The article linked above doesn't say whether they want to access the logs for their employees' company emails (@nokia.fl or whatever) or any and all email accounts used from work. can you link us to the other more informative articles you've been reading?

On the other hand, I don't see how this level of monitoring would stop any but the dumbest corporate spies.

yeah. which is why i still think to myself, "why should they have this?" it won't actually provide them with what they want, if what they want is the ability to ferret out industrial espionage.
posted by shmegegge at 11:44 AM on February 2, 2009


The article linked above doesn't say whether they want to access the logs for their employees' company emails (@nokia.fl or whatever) or any and all email accounts used from work.

I don't actually know that the law doesn't permit the right to monitor 3rd party accounts, just that technology pretty well prevents it. The easiest way around it, a keylogger, almost certainly runs afoul of the privacy protections left in the law because it would capture everything, including email contents. Anyway, there's always cell phones.
posted by jedicus at 12:11 PM on February 2, 2009


I think this post needs more (and better) information. There are too many open variables to be able to discuss this issue properly.
posted by KokuRyu at 1:03 PM on February 2, 2009


Companies in the U.S. already have this, and more. Not that that is a good thing, but well, it's not the end of the world.

I do know that Nokia has much to fear from industrial espionage, and they take it seriously. A friend of mine used to run one of their design shops in Southern California. The security at their facilities would make your head spin.
posted by Xoebe at 3:24 PM on February 2, 2009


I would imagine its hard for most of us to have much sympathy for seemingly benign access. Most of us expect our corporate communications to be fully monitored. Nokia seems to be demanding a very rudimentary level of surveillance.

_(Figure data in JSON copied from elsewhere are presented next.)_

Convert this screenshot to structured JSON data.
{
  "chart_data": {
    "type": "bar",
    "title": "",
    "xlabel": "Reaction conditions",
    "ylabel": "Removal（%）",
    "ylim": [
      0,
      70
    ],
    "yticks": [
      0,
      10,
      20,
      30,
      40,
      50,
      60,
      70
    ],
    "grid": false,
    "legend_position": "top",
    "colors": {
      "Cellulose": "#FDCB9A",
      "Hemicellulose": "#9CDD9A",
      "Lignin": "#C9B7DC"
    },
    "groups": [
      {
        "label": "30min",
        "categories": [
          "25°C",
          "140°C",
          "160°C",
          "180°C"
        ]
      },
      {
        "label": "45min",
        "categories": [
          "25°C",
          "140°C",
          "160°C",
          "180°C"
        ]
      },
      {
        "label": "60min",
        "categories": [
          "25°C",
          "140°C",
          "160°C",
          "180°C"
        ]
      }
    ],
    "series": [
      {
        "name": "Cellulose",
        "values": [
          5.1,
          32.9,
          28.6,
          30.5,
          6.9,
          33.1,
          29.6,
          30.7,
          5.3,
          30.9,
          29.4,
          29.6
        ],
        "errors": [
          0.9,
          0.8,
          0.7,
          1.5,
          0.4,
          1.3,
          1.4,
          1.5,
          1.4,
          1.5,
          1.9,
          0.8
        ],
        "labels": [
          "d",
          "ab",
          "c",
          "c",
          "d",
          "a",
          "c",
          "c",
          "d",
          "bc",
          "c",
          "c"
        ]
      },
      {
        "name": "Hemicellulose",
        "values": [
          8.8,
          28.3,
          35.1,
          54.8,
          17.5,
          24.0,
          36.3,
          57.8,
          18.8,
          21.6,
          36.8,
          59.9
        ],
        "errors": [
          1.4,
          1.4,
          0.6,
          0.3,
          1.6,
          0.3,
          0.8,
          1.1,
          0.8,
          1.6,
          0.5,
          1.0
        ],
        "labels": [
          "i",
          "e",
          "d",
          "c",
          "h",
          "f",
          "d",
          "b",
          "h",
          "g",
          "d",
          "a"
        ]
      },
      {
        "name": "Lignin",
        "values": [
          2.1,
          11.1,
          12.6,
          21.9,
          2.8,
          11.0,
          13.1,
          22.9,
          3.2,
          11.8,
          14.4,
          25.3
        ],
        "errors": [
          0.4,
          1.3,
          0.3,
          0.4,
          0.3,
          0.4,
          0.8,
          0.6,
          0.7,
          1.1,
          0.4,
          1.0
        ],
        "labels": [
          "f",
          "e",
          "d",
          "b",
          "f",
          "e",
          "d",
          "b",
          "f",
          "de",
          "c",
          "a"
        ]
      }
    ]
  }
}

Even though they may have previously broken the law, apparently it was to ferret out industrial espionage (instead of say, details about employees sexual lives or other non-work related matters).

I certainly would never have a problem with my employer having such access to my work email traffic.

Now, did they break the law before? Are they blackmailing their host govt (give us this law or we leave)? Even reasonable requests, when they are voiced as unreasonable demands, upset reasonable people.

My conclusion: I sympathize with Nokia's wishes and concerns, and they apparently have been dealing with the matter awfully. (Their actions remind me of framing a guilty person).
posted by el io at 6:19 PM on February 2, 2009


Most of us expect our corporate communications to be fully monitored.

Yup, in the U.S. your employer can do any damn thing it wants with its computers. It can record every keystroke, capture every screen, so the real surprise with this story is that Finland gives employees the right to privacy on corporate machines and networks. That sounds ludicrous to my American ears.